EU legislators criticised some unilateral decisions taken by social media platforms, and asked for a greater European public control on such matters, in order to guarantee the freedom of expression to all EU citizens, and to all people in general.
During the February plenary (February 8th-13th), in the European Parliament the topics of the democratic scrutiny of social media platforms, and the protection of fundamental rights were discussed. The debate was opened by Mrs. Zacarias, the Portuguese Secretary of State for European Affairs, who represented the EU Council. In her speech she underlined the fragility that democracy and democratic values are experiencing, in Europe and elsewhere in the world. Disinformation and hate speeches are real threats to democracy, and are being spread through social media networks, becoming more powerful day after day. Mrs. Zacarias likened social media to public agoras, to highlight the enormous power that social media platforms have in shaping the public debate.

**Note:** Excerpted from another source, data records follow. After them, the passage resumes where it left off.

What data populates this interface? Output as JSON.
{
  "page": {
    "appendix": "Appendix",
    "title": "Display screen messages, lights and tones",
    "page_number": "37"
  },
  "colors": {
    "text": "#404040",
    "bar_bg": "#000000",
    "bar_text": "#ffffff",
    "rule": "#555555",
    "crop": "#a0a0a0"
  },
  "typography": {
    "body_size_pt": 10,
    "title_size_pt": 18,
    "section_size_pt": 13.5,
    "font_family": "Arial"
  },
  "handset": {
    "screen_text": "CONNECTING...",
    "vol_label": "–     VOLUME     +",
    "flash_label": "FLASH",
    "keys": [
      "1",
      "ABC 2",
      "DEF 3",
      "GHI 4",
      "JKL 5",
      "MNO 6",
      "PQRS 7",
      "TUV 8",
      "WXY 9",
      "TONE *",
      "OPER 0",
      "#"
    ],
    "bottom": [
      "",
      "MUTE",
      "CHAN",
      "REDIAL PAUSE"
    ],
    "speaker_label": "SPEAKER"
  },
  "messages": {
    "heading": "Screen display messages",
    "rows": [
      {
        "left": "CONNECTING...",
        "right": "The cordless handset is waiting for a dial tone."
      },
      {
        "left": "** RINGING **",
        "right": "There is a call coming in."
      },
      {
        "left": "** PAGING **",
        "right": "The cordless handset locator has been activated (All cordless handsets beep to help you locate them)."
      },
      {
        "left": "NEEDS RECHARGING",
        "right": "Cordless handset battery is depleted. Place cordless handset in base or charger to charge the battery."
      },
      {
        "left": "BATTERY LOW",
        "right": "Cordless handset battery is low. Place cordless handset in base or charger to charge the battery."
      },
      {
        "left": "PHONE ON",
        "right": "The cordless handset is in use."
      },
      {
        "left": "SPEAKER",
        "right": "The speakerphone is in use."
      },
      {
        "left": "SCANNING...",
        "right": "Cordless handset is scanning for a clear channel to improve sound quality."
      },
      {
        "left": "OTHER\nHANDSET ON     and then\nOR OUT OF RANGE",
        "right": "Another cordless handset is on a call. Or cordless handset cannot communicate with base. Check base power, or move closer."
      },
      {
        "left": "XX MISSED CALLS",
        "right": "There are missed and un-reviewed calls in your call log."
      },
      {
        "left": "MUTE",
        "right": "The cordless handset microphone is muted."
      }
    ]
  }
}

But she also remarked the major existing difference between social media platforms and agoras: the rules are different: what is illegal offline is not always illegal online. In this regard, Commissioner Jorouvá, in her speech, reminded that offline and online are not two different worlds, but two coexisting realities. Thus, the two must be subject to the same norms and rules: what is illegal offline, must be illegal online, without any exception.
The EU Commission proposed the DSA (The Digital Services Act), in December 2020. This package contemplated a set of norms and a co-regulation approach with social media platforms, so as to ensure an easier management of harmful and/or illicit contents on social media. These measures are not only addressing problems such as disinformation, but are also meant to favour greater transparency of the decision-making processes based on algorithms.
Up to now, the EU adopted a self-regulatory approach towards the moderation of harmful contents online. The debate in the EP was extremely interesting, and can be summed up in one word: regulation. However, many MEPs speeches were based, and recalled the freedom of expression, a fundamental right enshrined in several European Treaties and declarations. They also called for a stronger regulation of social media, as “in a democracy the power to decide between legal and illegal is in the hands of a public, legal authority”; and cannot be exercised by private companies, as social media networks.
The Secretary of State Zacarias concluded: “We expect a greater involvement of social media platforms in this common struggle. The power of formulating rules and surveilling their implementation, as well as the final decision concerning the legality of a content or an action, lies on EU public institutions”. Commissioner Jurouvá, in line with Mrs. Zacarias considerations, stated: “It is time to deliver and take action. Being ambitious is necessary: we cannot undergo rules established by privates anymore, we must start dictating them at a European level”.
Considering the strong importance given to the topic by the European Parliament, the Commission and the Council, it is likely that concrete actions will be taken in the upcoming future, in order to ensure EU citizens’ protection of their fundamental rights when it comes to social media.